L'autre phénomène lourd est la rotation de plus en plus rapide des produits. Quand la firme a lancé son parfum vedette, « Angel » de Thierry Mugler, numéro un des ventes en France, en 1992, ce fut un véritable événement tant les lancements étaient rares à cette époque et se comptaient sur les doigts de la main. En 2006, il s'est lancé 680 nouveaux parfums dans le monde. Siglés de griffes d'habillement (Diesel), de vedettes de la chanson (Kylie Minogue) ou même de marques de voiture (Porsche), ils ont une durée de vie courte et doivent s'imposer à coups de campagnes de publicité massives. Ici encore c'est la puissance de feu qui fait la différence. Au premier semestre de cette année, les frais commerciaux et marketing ont représenté la moitié du chiffre d'affaires beauté de Clarins.
L'entreprise se trouve donc prise en tenaille entre la nécessité d'être présent sur tous les segments, soins, maquillage et parfums, et l'obligation d'investir de plus en plus sur chaque lancement de produit. Voilà pourquoi la société familiale est poussée à grossir.
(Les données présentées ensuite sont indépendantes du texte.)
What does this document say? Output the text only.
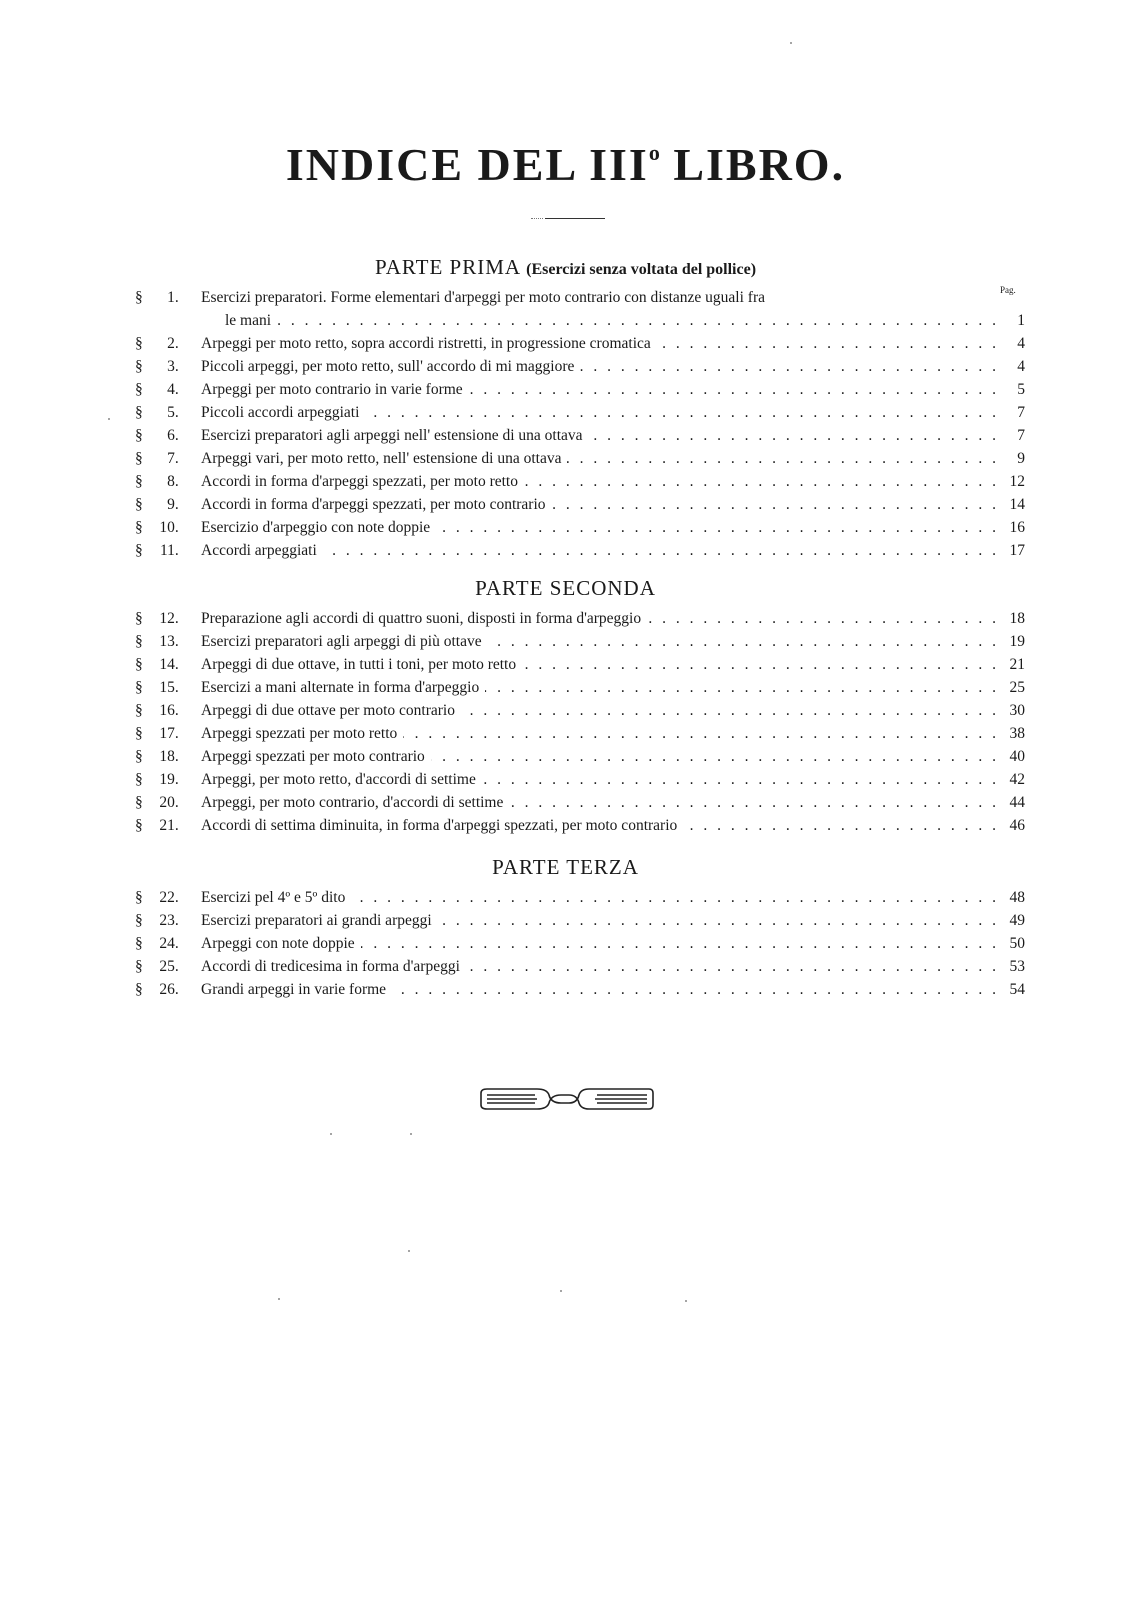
INDICE DEL III$^o$ LIBRO.
PARTE PRIMA (Esercizi senza voltata del pollice)
Pag.
§ 1.	Esercizi preparatori. Forme elementari d'arpeggi per moto contrario con distanze uguali fra
le mani . . .	1
§ 2.	Arpeggi per moto retto, sopra accordi ristretti, in progressione cromatica . . .	4
§ 3.	Piccoli arpeggi, per moto retto, sull' accordo di mi maggiore . . .	4
§ 4.	Arpeggi per moto contrario in varie forme . . .	5
§ 5.	Piccoli accordi arpeggiati . . .	7
§ 6.	Esercizi preparatori agli arpeggi nell' estensione di una ottava . . .	7
§ 7.	Arpeggi vari, per moto retto, nell' estensione di una ottava . . .	9
§ 8.	Accordi in forma d'arpeggi spezzati, per moto retto . . .	12
§ 9.	Accordi in forma d'arpeggi spezzati, per moto contrario . . .	14
§ 10.	Esercizio d'arpeggio con note doppie . . .	16
§ 11.	Accordi arpeggiati . . .	17
PARTE SECONDA
§ 12.	Preparazione agli accordi di quattro suoni, disposti in forma d'arpeggio . . .	18
§ 13.	Esercizi preparatori agli arpeggi di più ottave . . .	19
§ 14.	Arpeggi di due ottave, in tutti i toni, per moto retto . . .	21
§ 15.	Esercizi a mani alternate in forma d'arpeggio . . .	25
§ 16.	Arpeggi di due ottave per moto contrario . . .	30
§ 17.	Arpeggi spezzati per moto retto . . .	38
§ 18.	Arpeggi spezzati per moto contrario . . .	40
§ 19.	Arpeggi, per moto retto, d'accordi di settime . . .	42
§ 20.	Arpeggi, per moto contrario, d'accordi di settime . . .	44
§ 21.	Accordi di settima diminuita, in forma d'arpeggi spezzati, per moto contrario . . .	46
PARTE TERZA
§ 22.	Esercizi pel 4º e 5º dito . . .	48
§ 23.	Esercizi preparatori ai grandi arpeggi . . .	49
§ 24.	Arpeggi con note doppie . . .	50
§ 25.	Accordi di tredicesima in forma d'arpeggi . . .	53
§ 26.	Grandi arpeggi in varie forme . . .	54
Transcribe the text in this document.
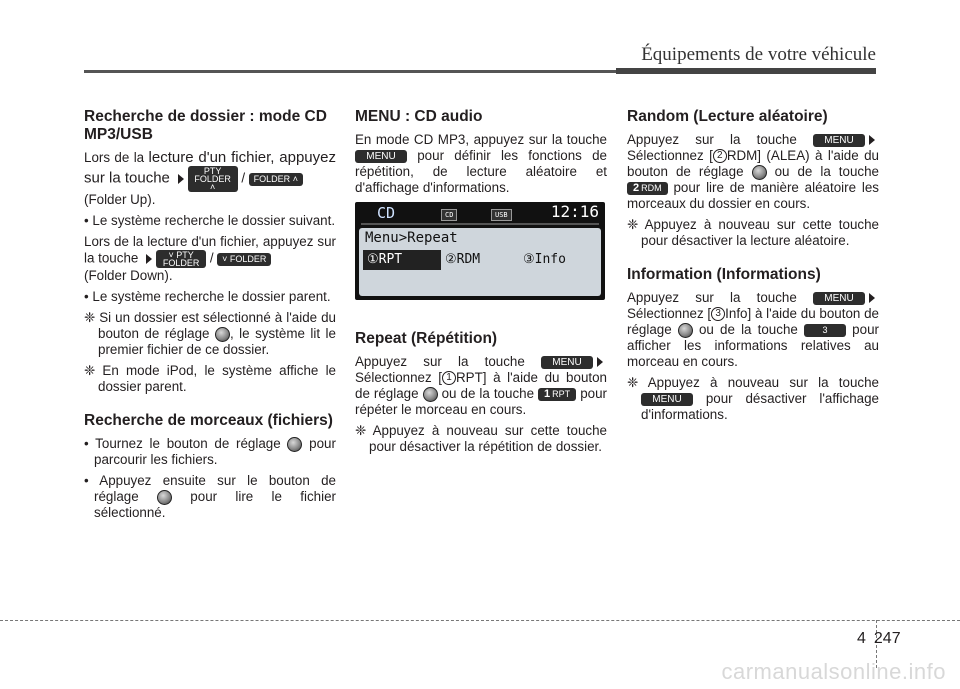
Équipements de votre véhicule
Recherche de dossier : mode CD MP3/USB

Lors de la lecture d'un fichier, appuyez sur la touche	PTY FOLDER ˄ / FOLDER ˄
(Folder Up).

• Le système recherche le dossier suivant.

Lors de la lecture d'un fichier, appuyez sur la touche	˅ PTY FOLDER / ˅ FOLDER
(Folder Down).

• Le système recherche le dossier parent.
❈ Si un dossier est sélectionné à l'aide du bouton de réglage , le système lit le premier fichier de ce dossier.
❈ En mode iPod, le système affiche le dossier parent.
Recherche de morceaux (fichiers)
• Tournez le bouton de réglage pour parcourir les fichiers.
• Appuyez ensuite sur le bouton de réglage	pour lire le fichier sélectionné.
MENU : CD audio

En mode CD MP3, appuyez sur la touche MENU pour définir les fonctions de répétition, de lecture aléatoire et d'affichage d'informations.

CD	CD	USB	12:16
Menu>Repeat
①RPT	②RDM	③Info
Repeat (Répétition)

Appuyez sur la touche	MENU Sélectionnez [ 1 RPT] à l'aide du bouton de réglage ou de la touche 1 RPT pour répéter le morceau en cours.

❈ Appuyez à nouveau sur cette touche pour désactiver la répétition de dossier.
Random (Lecture aléatoire)

Appuyez sur la touche	MENU Sélectionnez [ 2 RDM] (ALEA) à l'aide du bouton de réglage ou de la touche 2 RDM pour lire de manière aléatoire les morceaux du dossier en cours.

❈ Appuyez à nouveau sur cette touche pour désactiver la lecture aléatoire.
Information (Informations)

Appuyez sur la touche	MENU Sélectionnez [ 3 Info] à l'aide du bouton de réglage ou de la touche	3 pour afficher les informations relatives au morceau en cours.

❈ Appuyez à nouveau sur la touche MENU pour désactiver l'affichage d'informations.
4 247
carmanualsonline.info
Sa situation actuelle est simple : son bastion, les soins, représente un peu moins de 60 % de ses ventes et presque les trois quarts de ses bénéfices avec des marges qui oscillent entre 15 % et 17 %. Les deux autres activités, le maquillage (10 %) et les parfums (30 % des ventes) affichent des marges à un chiffre : un peu plus de 6 % pour les parfums cette année. Résultat, toute croissance de ces deux activités se traduit par une dégradation de la rentabilité. C'est ce qui s'est produit en 2007. Face à elle, ses concurrents sur son segment de la distribution sélective sont au minimum deux fois et demie plus gros (L'Oréal), voire cinq fois (Estée Lauder).
S'extirper du piège de la taille ne sera pas simple. Cela passera fatalement par des acquisitions. La priorité va au renforcement américain car, avec moins de 5 % du marché, la société est trop petite dans un territoire trop grand. L'autre axe stratégique sera le renforcement dans les parfums, car depuis le succès Thierry Mugler, peu de produits ont percé. Une solution serait de s'orienter vers une politique de licences, comme celle qui a si bien réussi aux français Coty ou Interparfums. La troisième piste consiste à multiplier les magasins en propre, notamment aux Etats-Unis.
Pour faire tout cela, Clarins pense pouvoir mobiliser jusqu'à 2 milliards d'euros, y compris en descendant au capital, avec l'objectif de doubler de taille tout en gardant le contrôle. Mais les cibles sont rares et petites. Une alliance avec PPR pour récupérer les parfums Yves Saint Laurent serait spectaculaire mais ne résoudrait pas le problème américain. Quand aux belles américaines, elles sont très chères car courtisées par les fonds d'investissement. Une solution pourrait consister à s'adosser à l'un d'eux pour multiplier sa force de frappe. Toutes solutions intéressantes quoique risquées, mais, comme le souligne Rodrigue après avoir résolu son dilemme,
« à vaincre sans péril, on triomphe sans gloire ».
Les atouts...
- Numéro un dans les soinsen Europe.- Bonne santé financière.- Contrôle de l'entreprise.
... et les risques
- Faiblesse dans les parfums.- Taille insuffisante faceaux concurrents et aux grands distributeurs.- Trop faible aux Etats-Unis.- Peu de cibles à acheter.